Seraj Assi est un Palestinien né en Israël, titulaire d’un doctorat en études arabes et islamiques de l’université de Georgetown (Washington DC, USA), où il est chercheur invité. Il est professeur adjoint d’arabe à l’université George Mason (Fairfax, Virginie). Il est l’auteur de The History and Politics of the Bedouin. Reimagining Nomadism in Modern Palestine, Routledge 2018. @Srjassi

Zachary Foster est un historien usaméricain de la Palestine et le créateur de Palestine Nexus. @_ZachFoster

Des hommes politiques israéliens comme le ministre des Finances Bezalel Smotrich persistent à nier l’existence d’un peuple palestinien, mais les faits historiques parlent d’eux-mêmes. Smotrich et les conservateurs usaméricains pro-israéliens devraient écouter.

Le ministre israélien des Finances, Bezalel Smotrich, a prononcé en mars à Paris un discours niant l’existence des Palestiniens en tant que peuple, affirmant que “la nation palestinienne n’existe pas” : « Il n’existe pas de nation palestinienne. Il n’y a pas d’histoire palestinienne. Il n’y a pas de langue palestinienne ».


 Smotrich s’est exprimé devant un pupitre drapé d’une image représentant une carte d’Israël incluant la Cisjordanie occupée, la bande de Gaza, la Jordanie et une partie de la Syrie. Il est difficile d’ignorer l’ironie de la situation : un ministre ultranationaliste qui entretient l’idée que les Palestiniens sont un peuple artificiel tout en montrant une carte artificielle d’Israël.

La plus ancienne carte ptolémaïque de la Palestine encore existante. Copie grecque byzantine de la carte de la 4e carte de l’ Asie de Ptolémée [IIème  siècle ap. J-C). Tirée du Codex Vaticanus Urbinas Graecus 82, Constantinople vers 1300. Probablement assemblée par Maximus Planudes ; plus tard en possession de Palla Strozzi (1372-1462) puis de Federico da Montefeltro, duc d’Urbino. Les grandes lettres rouges au centre indiquent en grec : Παλαιστινης ou Palaistinis.


Autre carte de la Palestine de Ptolémée 

 Carte vénitienne de 1300

Abraham Ortelius, Palestinae Sive Totius Terrae Promissionis Nova Descriptio Auctore Tilemanno Stella Sigenens (Une nouvelle description de la Palestine ou de toute la Terre promise par l’auteur Tilemannus Stella Sigenens.), extrait de l’édition allemande de 1572 de son Theatrum Orbis Terrarum, le premier atlas moderne.

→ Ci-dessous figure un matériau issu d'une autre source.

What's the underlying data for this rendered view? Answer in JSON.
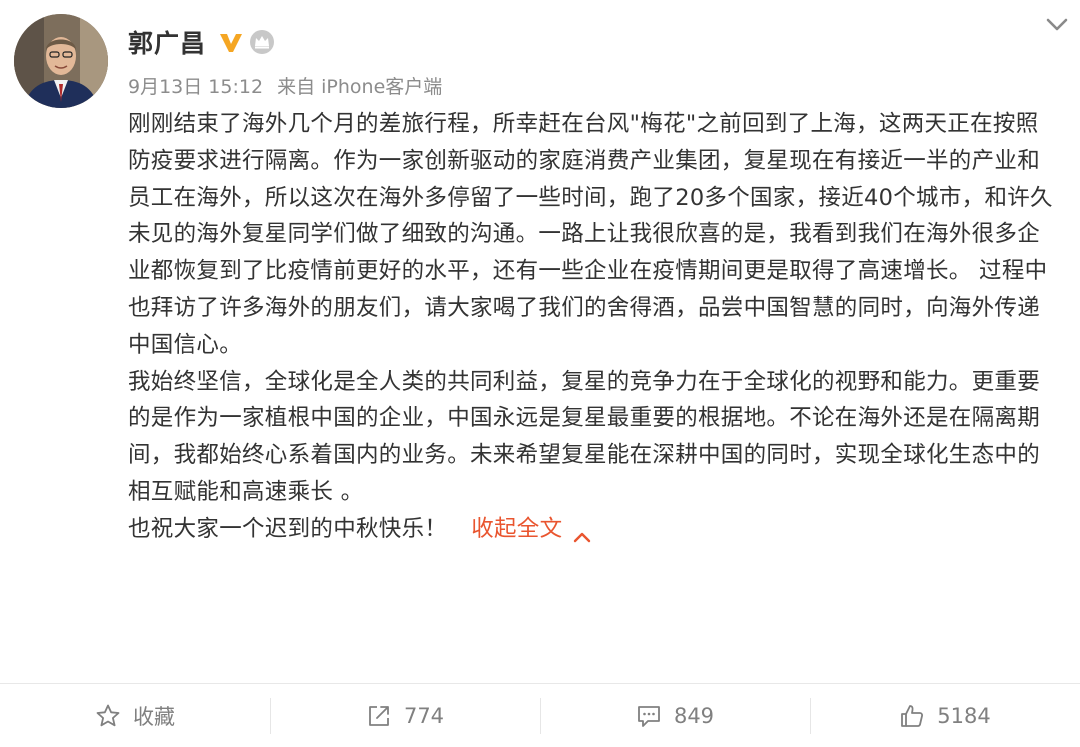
{
  "post": {
    "username": "郭广昌",
    "date": "9月13日 15:12",
    "source": "来自 iPhone客户端",
    "paragraphs": [
      "刚刚结束了海外几个月的差旅行程，所幸赶在台风\"梅花\"之前回到了上海，这两天正在按照防疫要求进行隔离。作为一家创新驱动的家庭消费产业集团，复星现在有接近一半的产业和员工在海外，所以这次在海外多停留了一些时间，跑了20多个国家，接近40个城市，和许久未见的海外复星同学们做了细致的沟通。一路上让我很欣喜的是，我看到我们在海外很多企业都恢复到了比疫情前更好的水平，还有一些企业在疫情期间更是取得了高速增长。 过程中也拜访了许多海外的朋友们，请大家喝了我们的舍得酒，品尝中国智慧的同时，向海外传递中国信心。",
      "我始终坚信，全球化是全人类的共同利益，复星的竞争力在于全球化的视野和能力。更重要的是作为一家植根中国的企业，中国永远是复星最重要的根据地。不论在海外还是在隔离期间，我都始终心系着国内的业务。未来希望复星能在深耕中国的同时，实现全球化生态中的相互赋能和高速乘长 。"
    ],
    "closing": "也祝大家一个迟到的中秋快乐！",
    "collapse_label": "收起全文"
  },
  "footer": {
    "favorite_label": "收藏",
    "repost_count": "774",
    "comment_count": "849",
    "like_count": "5184"
  },
  "colors": {
    "accent": "#e9552f",
    "vip_gold": "#f5a623",
    "text": "#333333",
    "meta": "#8c8c8c"
  },
  "icons": {
    "badge": "vip-v-icon",
    "crown": "crown-icon",
    "more": "chevron-down-icon",
    "favorite": "star-icon",
    "repost": "share-arrow-icon",
    "comment": "speech-bubble-icon",
    "like": "thumbs-up-icon"
  }
}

Smotrich n’était pas le premier haut responsable israélien à nier l’existence du peuple palestinien. Il faisait clairement écho au fameux dicton de Golda Meir : « Les Palestiniens, ça n’existe pas », ainsi qu’aux remarques plus récentes de la députée du Likoud Anat Berko, qui a affirmé que le peuple palestinien n’existait pas « parce qu’il ne peut pas prononcer la lettre P », une déclaration qui pourrait faire un titre dans The Onion (site satirique].

Ces dernières années, nier l’existence nationale des Palestiniens est devenu un stéréotype faux-cul populaire parmi les politiciens pro-israéliens en Occident également. Les politiciens conservateurs usaméricains ont nié à plusieurs reprises l’existence des Palestiniens à des fins politiques. Pour Mike Huckabee [ancien gouverneur républicain de l’Arkansas et pasteur baptiste, NdT] : « Les Palestiniens n’existent pas vraiment ». Pour Newt Gingrich, ancien président de la Chambre des représentants : « Il n’y a pas eu d’État palestinien, je pense que le peuple palestinien a été inventé ».

Une fois de plus, les Palestiniens se trouvent dans l’obligation de défendre leur existence même en tant que peuple. Heureusement, les données historiques sont sans ambiguïté et parlent d’elles-mêmes : Les Palestiniens sont connus sous le nom de Palestiniens depuis le XIXe siècle.

 

L’édition du 18 août 1931 du journal Filastin. Photos : Archives Filastin

Les références aux Palestiniens en tant que peuple remontent aux années 1870, lorsque des voyageurs et diplomates usaméricains et européens en Palestine ont commencé à désigner les habitants arabes de la Palestine comme “Palestiniens”. Parmi eux, le consul britannique à Jérusalem, James Finn, le missionnaire protestant allemand Ludwig Schneller et la voyageuse irlando-usaméricaine Adela E. Orpen, qui ont tous appelé les habitants arabes musulmans et chrétiens de la Palestine “Palestiniens”.

C’est avec l’écrivain palestinien Khalil Baydas (1874-1949) que l’appellation “palestinien” s’est imposée en arabe. Baydas a été le premier Arabe à utiliser le terme “palestinien” au sens moderne et national du terme. En 1898, il publie une traduction arabe d’un traité russe populaire, Description de la Terre Sainte. Son objectif était évidemment patriotique. « Les livres arabes de géographie sur le sujet étaient insuffisants », écrit-il dans l’introduction. « Le peuple de Palestine avait besoin d’un livre de géographie sur son pays ». Le reste de l’ouvrage est truffé de références aux Palestiniens en tant que peuple.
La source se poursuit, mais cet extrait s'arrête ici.